Note 9 to the consolidated financial statements in the Company's 1999
Annual Report provides information concerning commitments and
contingencies. From time to time, the Company is involved in various
legal proceedings and other matters arising in the normal course of
business.


7.  Segment Information

The Company is organized into two primary segments. The segments are
defined by types of products manufactured, marketed and distributed to
the Company's customers. The two product segments are connector
products and venting products. These segments are differentiated in
several ways, including the types of materials used, the production
process, the distribution channels used and the applications in which
the products are used. Transactions between the two segments were
immaterial for each of the periods presented.

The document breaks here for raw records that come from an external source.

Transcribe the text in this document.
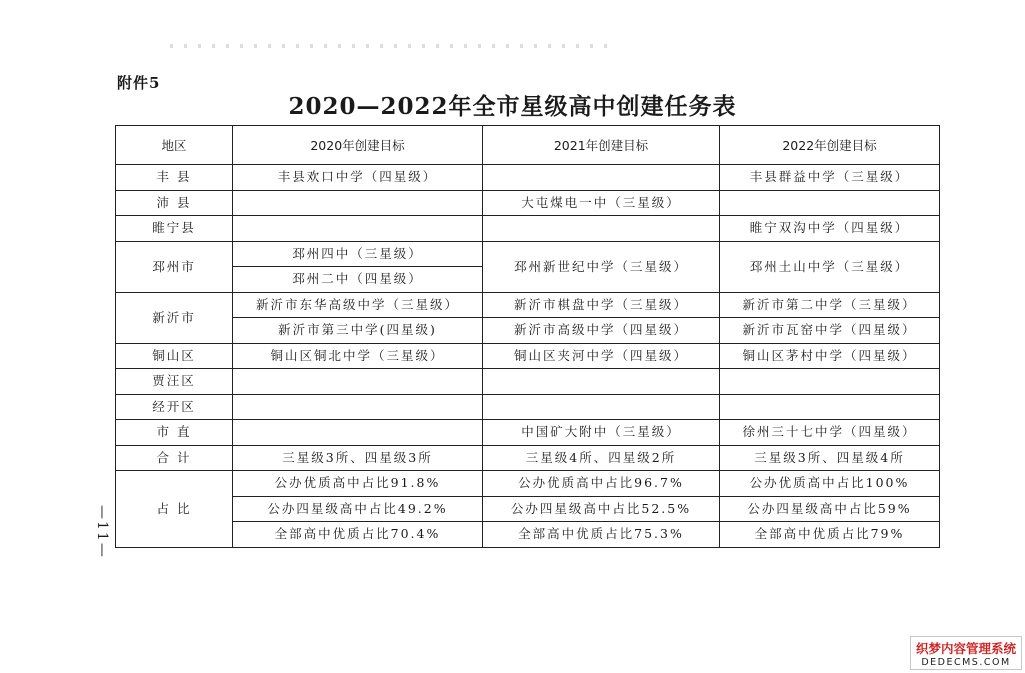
附件5
2020—2022年全市星级高中创建任务表
—11—
地区	2020年创建目标	2021年创建目标	2022年创建目标
丰 县	丰县欢口中学（四星级）		丰县群益中学（三星级）
沛 县		大屯煤电一中（三星级）	
睢宁县			睢宁双沟中学（四星级）
邳州市	邳州四中（三星级）	邳州新世纪中学（三星级）	邳州土山中学（三星级）
	邳州二中（四星级）		
新沂市	新沂市东华高级中学（三星级）	新沂市棋盘中学（三星级）	新沂市第二中学（三星级）
	新沂市第三中学(四星级)	新沂市高级中学（四星级）	新沂市瓦窑中学（四星级）
铜山区	铜山区铜北中学（三星级）	铜山区夹河中学（四星级）	铜山区茅村中学（四星级）
贾汪区			
经开区			
市 直		中国矿大附中（三星级）	徐州三十七中学（四星级）
合 计	三星级3所、四星级3所	三星级4所、四星级2所	三星级3所、四星级4所
占 比	公办优质高中占比91.8%	公办优质高中占比96.7%	公办优质高中占比100%
	公办四星级高中占比49.2%	公办四星级高中占比52.5%	公办四星级高中占比59%
	全部高中优质占比70.4%	全部高中优质占比75.3%	全部高中优质占比79%
织梦内容管理系统
DEDECMS.COM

The following table illustrates certain measurements used by management
to assess the performance of the segments described above as of or for
the three and six months ended:


<TABLE>
<CAPTION>

                                   Three Months Ended               Six Months Ended
                                        June 30,                        June 30,
                              ----------------------------    ----------------------------
                                  2000            1999            2000            1999
                              ------------    ------------    ------------    ------------
<S>                           <C>             <C>             <C>             <C>
Net Sales
Connector products            $ 83,285,000    $ 68,544,000    $152,798,000    $128,382,000
Venting products                14,541,000      15,209,000      29,643,000      30,032,000
                              ------------    ------------    ------------    ------------
Total                         $ 97,826,000    $ 83,753,000    $182,441,000    $158,414,000
                              ============    ============    ============    ============

Income from Operations
Connector products            $ 16,034,000    $ 14,465,000    $ 28,635,000    $ 24,741,000
Venting products                 1,656,000       2,302,000       3,737,000       4,434,000
All other                          102,000        (144,000)         34,000        (123,000)
                              ------------    ------------    ------------    ------------
Total                         $ 17,792,000    $ 16,623,000    $ 32,406,000    $ 29,052,000
                              ============    ============    ============    ============

</TABLE>

<TABLE>
<CAPTION>

                                                                At June 30,
                                                        ----------------------------         At
                                                                 (Unaudited)            December 31,
                                                            2000            1999            1999
                                                        ------------    ------------    ------------
<S>                                                     <C>             <C>             <C>
Total Assets
Connector products                                      $161,310,000    $134,806,000    $148,328,000
Venting products                                          51,750,000      46,479,000      38,828,000
All other                                                 56,666,000      42,707,000      60,098,000
                                                        ------------    ------------    ------------
Total                                                   $269,726,000    $223,992,000    $247,254,000
                                                        ============    ============    ============

</TABLE>


Cash collected by the Company's subsidiaries is routinely transferred
into the Company's cash management accounts and, therefore, has been
included in the total assets of the segment entitled "All other." Cash
and cash equivalent balances in this segment were approximately
$49,147,000, $36,387,000 and $53,682,000 as of June 30, 2000 and 1999,
and December 31, 1999, respectively.

<PAGE>
ITEM 2.  MANAGEMENT'S DISCUSSION AND ANALYSIS OF FINANCIAL CONDITION AND
RESULTS OF OPERATIONS.

Certain matters discussed below are forward-looking statements that
involve risks and uncertainties, certain of which are discussed in this
report and in other reports filed by the Company with the Securities
and Exchange Commission. Actual results might differ materially from
results suggested by any forward-looking statements in this report.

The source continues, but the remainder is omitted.